“Zorla kaybetme uygulamaları, sistematik bir şiddet yöntemidir” 

18.05.2019

DİYARBAKIR - İHD Diyarbakır Şubesi ve Kayıp yakınları tarafından ‘Kayıplar Bulunsun Failler yargılansın’ sloganıyla gerçekleştirilen oturma eylemlerinin 536’ncısı gerçekleştirildi. Eylemde, 1994 yılında Diyarbakır’ın Kulp ilçesinde gözaltına alındıktan sonra bir daha kendilerinden haber alınmayan İkram İpek, Servet İpek ve Seyithan Yolur’un akıbeti soruldu.

İnsan Hakları Derneği (İHD) Diyarbakır Şubesi ve kayıp yakınları tarafından “Kayıplar bulunsun, failler yargılansın” sloganıyla her hafta düzenlenen oturma eylemlerinin 536’ncısı, Valiliğin kayıp eylemlerini 37 haftadır yasaklayan keyfi ve hukuk dışı kararı nedeniyle İHD Diyarbakır Şube binasında gerçekleştirildi. Şube binasında gerçekleşen ve kayıpların fotoğraflarının taşındığı eyleme İHD Diyarbakır Şube yönetici ve üyeleri, Türkiye İnsan Hakları Vakfı (TİHV) Diyarbakır Temsilciliği üyeleri, Özgürlükçü Hukukçular Derneği (ÖHD) Üyeleri, CHP Diyarbakır İl Başkanı Mehmet Sayın, Dicle Üniversitesi Barış Akademisyenleri, Amed İhraçlar Platformu Üyeleri, kayıp yakınları ve insan hakları aktivistleri katıldı. Eylemde, 1994 yılında Diyarbakır’ın Kulp ilçesinde gözaltına alındıktan sonra bir daha kendilerinden haber alınmayan İkram İpek, Servet İpek ve Seyithan Yolur’un akıbeti soruldu.

“Paramiliter güçlerin fiilleriyle ağır insan hakları ihlalleri meydana gelmiştir”

17-31 Mayıs Uluslararası Gözaltında Kayıplar Haftası nedeniyle İHD ve TİHV tarafından hazırlanan ortak basın okuyan İHD Diyarbakır Şube Yöneticisi ve Kayıp Komisyonu Üyesi Hasan Yalçın,  “Zorla kaybettirme uygulamaları, özellikle savaş ve iç çatışma ortamında devletin ve devlet adına hareket eden bir takım oluşumların belli muhalif kesimleri sindirmek, yok etmek amacıyla ortaya koyduğu sistematik bir şiddet yöntemi olarak bilinmektedir.

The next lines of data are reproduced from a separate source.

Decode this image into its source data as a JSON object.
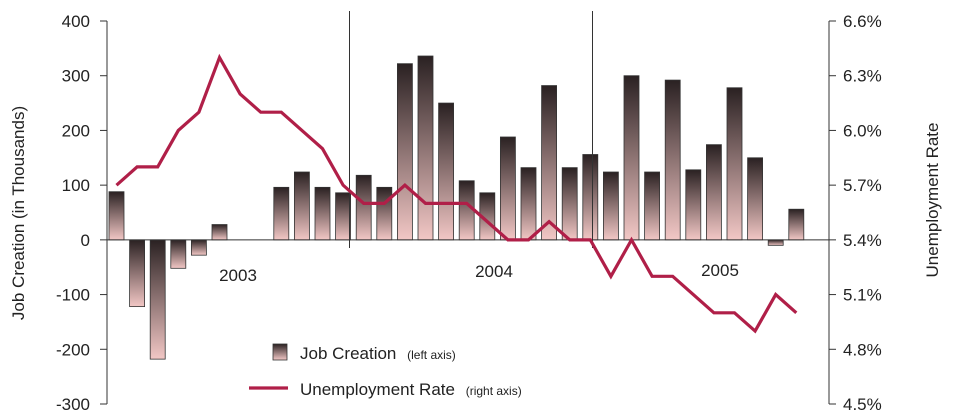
{
  "chart_data": {
    "type": "bar",
    "years": [
      "2003",
      "2004",
      "2005"
    ],
    "series": [
      {
        "name": "Job Creation",
        "axis_note": "(left axis)",
        "type": "bar",
        "axis": "left",
        "values": [
          88,
          -122,
          -218,
          -52,
          -28,
          28,
          null,
          null,
          96,
          124,
          96,
          86,
          118,
          96,
          322,
          336,
          250,
          108,
          86,
          188,
          132,
          282,
          132,
          156,
          124,
          300,
          124,
          292,
          128,
          174,
          278,
          150,
          -10,
          56
        ]
      },
      {
        "name": "Unemployment Rate",
        "axis_note": "(right axis)",
        "type": "line",
        "axis": "right",
        "values": [
          5.7,
          5.8,
          5.8,
          6.0,
          6.1,
          6.4,
          6.2,
          6.1,
          6.1,
          6.0,
          5.9,
          5.7,
          5.6,
          5.6,
          5.7,
          5.6,
          5.6,
          5.6,
          5.5,
          5.4,
          5.4,
          5.5,
          5.4,
          5.4,
          5.2,
          5.4,
          5.2,
          5.2,
          5.1,
          5.0,
          5.0,
          4.9,
          5.1,
          5.0
        ]
      }
    ],
    "left_axis": {
      "label": "Job Creation (in Thousands)",
      "ylim": [
        -300,
        400
      ],
      "ticks": [
        "400",
        "300",
        "200",
        "100",
        "0",
        "-100",
        "-200",
        "-300"
      ]
    },
    "right_axis": {
      "label": "Unemployment Rate",
      "ylim": [
        4.5,
        6.6
      ],
      "ticks": [
        "6.6%",
        "6.3%",
        "6.0%",
        "5.7%",
        "5.4%",
        "5.1%",
        "4.8%",
        "4.5%"
      ]
    },
    "grid": false,
    "legend_position": "bottom-center",
    "colors": {
      "bar_top": "#2a2122",
      "bar_bottom": "#f2c7c5",
      "line": "#b01f48",
      "axis": "#333333"
    }
  }
}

Yakın tarihimizde birçok Latin Amerika ülkesi ile Güney Afrika, Sri Lanka, Filipinler, Irak, Suriye gibi ülkelerde devletlerin veya devlet adına hareket eden bir takım paramiliter güçlerin fiilleriyle gözaltında zorla kaybettirme gibi ağır insan hakları ihlalleri meydana gelmiştir.” diye belirtti.  

Açıklamadan satır başları şöyle: 

“Yine Türkiye’de ve özelde bölgemizde 35 yılı aşkın süredir yaşanan savaş ve yoğun çatışmalar ortamında devlet ve devlet ile bağlantılı bir takım güçler tarafından gözaltında zorla kaybedilmeler, faili meçhuller ve yargısız infazlar gerçekleştirildi. Bu ağır insan hakları ihlallerine dair kayıp yakınlarının devlet nezdinde yapmış olduğu tüm başvurular sonuçsuz bırakıldı, zorla kaybedilenlerin akıbeti ortaya çıkartılmadı ve failler cezasızlık zırhıyla korunup yargı erki tarafından tüm kamuoyunun gözü önünde aklandı.”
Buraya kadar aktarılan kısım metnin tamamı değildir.